$x+y-6 z=0$
$x-y+2 z=0$
$-3 x+y+2 z=0$
Here,
$x+y-6 z=0$ ....(1)
$x-y+2 z=0$ .....(2)
$-3 x+y+2 z=0$ ...(3)
The given system of homogeneous equations can be written in matrix form as follows:
$\left[\begin{array}{ccc}1 & 1 & -6 \\ 1 & -1 & 2 \\ -3 & 1 & 2\end{array}\right]\left[\begin{array}{l}x \\ y \\ z\end{array}\right]=\left[\begin{array}{l}0 \\ 0 \\ 0\end{array}\right]$
$A X=O$
Here,
$A=\left[\begin{array}{ccc}1 & 1 & -6 \\ 1 & -1 & 2 \\ -3 & 1 & 2\end{array}\right], X=\left[\begin{array}{l}x \\ y \\ z\end{array}\right]$ and $O=\left[\begin{array}{l}0 \\ 0 \\ 0\end{array}\right]$
Now,
$|A|=\left|\begin{array}{ccc}1 & 1 & -6 \\ 1 & -1 & 2 \\ -3 & 1 & 2\end{array}\right|$
$=1(-2-2)-1(2+6)-6(1-3)$
$=-4-8+12$
$=0$
$\therefore|A|=0$
So, the given system of homogeneous equations has non-trivial solution.

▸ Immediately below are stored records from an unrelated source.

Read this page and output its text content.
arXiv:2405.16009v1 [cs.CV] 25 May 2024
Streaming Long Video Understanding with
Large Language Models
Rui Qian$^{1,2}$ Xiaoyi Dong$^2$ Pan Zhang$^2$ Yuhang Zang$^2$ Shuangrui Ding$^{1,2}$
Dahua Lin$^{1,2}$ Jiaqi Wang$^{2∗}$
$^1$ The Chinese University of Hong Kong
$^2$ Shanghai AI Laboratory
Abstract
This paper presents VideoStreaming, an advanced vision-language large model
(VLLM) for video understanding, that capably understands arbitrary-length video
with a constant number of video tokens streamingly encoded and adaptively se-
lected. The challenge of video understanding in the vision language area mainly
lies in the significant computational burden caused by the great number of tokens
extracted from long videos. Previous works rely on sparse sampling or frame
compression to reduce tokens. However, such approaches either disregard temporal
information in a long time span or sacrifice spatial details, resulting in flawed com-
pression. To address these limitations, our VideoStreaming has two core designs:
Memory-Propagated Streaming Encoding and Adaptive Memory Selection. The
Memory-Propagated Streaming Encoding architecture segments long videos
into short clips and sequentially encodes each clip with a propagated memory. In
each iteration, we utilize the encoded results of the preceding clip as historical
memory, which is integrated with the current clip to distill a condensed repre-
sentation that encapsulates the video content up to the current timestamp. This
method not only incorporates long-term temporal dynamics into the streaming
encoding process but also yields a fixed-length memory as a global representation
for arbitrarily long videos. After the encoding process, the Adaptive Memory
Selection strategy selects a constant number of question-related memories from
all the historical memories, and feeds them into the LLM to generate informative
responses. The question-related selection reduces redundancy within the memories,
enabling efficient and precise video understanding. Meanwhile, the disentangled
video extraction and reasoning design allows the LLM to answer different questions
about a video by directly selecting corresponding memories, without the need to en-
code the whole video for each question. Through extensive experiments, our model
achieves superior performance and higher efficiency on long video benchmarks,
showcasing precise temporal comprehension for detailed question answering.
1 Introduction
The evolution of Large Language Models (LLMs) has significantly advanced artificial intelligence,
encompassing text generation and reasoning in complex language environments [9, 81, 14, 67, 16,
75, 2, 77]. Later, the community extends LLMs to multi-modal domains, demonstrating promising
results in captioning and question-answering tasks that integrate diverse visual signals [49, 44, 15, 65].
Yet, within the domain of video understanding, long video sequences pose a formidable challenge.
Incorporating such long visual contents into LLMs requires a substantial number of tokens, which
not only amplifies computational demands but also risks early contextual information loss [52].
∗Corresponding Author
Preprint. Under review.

Substituting $z=k$ in eq. (1) and eq. (2), we get
$x+y=6 k$ and $x-y=-2 k$
$A X=B$
Here,
$A=\left[\begin{array}{cc}1 & 1 \\ 1 & -1\end{array}\right], X=\left[\begin{array}{c}x \\ y\end{array}\right]$ and $B=\left[\begin{array}{c}6 k \\ -2 k\end{array}\right]$
$\Rightarrow\left[\begin{array}{cc}1 & 1 \\ 1 & -1\end{array}\right]\left[\begin{array}{l}x \\ y\end{array}\right]=\left[\begin{array}{c}6 k \\ -2 k\end{array}\right]$
Now,
$|A|=\left|\begin{array}{cc}1 & 1 \\ 1 & -1\end{array}\right|$
$=(1 \times-1-1 \times 1)$
$=-2$
So, A $^{-1}$ exists.
We have
$\operatorname{adj} A=\left[\begin{array}{cc}-1 & -1 \\ -1 & 1\end{array}\right]$
$\mathrm{A}^{-1}=\frac{1}{|A|} \operatorname{adj} A$
$\Rightarrow A^{-1}=\frac{1}{-2}\left[\begin{array}{cc}-1 & -1 \\ -1 & 1\end{array}\right]$
$X=A^{-1} B$
$\Rightarrow\left[\begin{array}{l}x \\ y\end{array}\right]=\frac{1}{-2}\left[\begin{array}{cc}-1 & -1 \\ -1 & 1\end{array}\right]\left[\begin{array}{c}6 k \\ -2 k\end{array}\right]$
$X=A^{-1} B$
$\Rightarrow\left[\begin{array}{l}x \\ y\end{array}\right]=\frac{1}{-2}\left[\begin{array}{cc}-1 & -1 \\ -1 & 1\end{array}\right]\left[\begin{array}{c}6 k \\ -2 k\end{array}\right]$
$=\frac{1}{-2}\left[\begin{array}{l}-6 k+2 k \\ -6 k-2 k\end{array}\right]$
Thus, $x=2 k, y=4 k$ and $z=k$ (where $k$ is any real number) satisfy the given system of equations.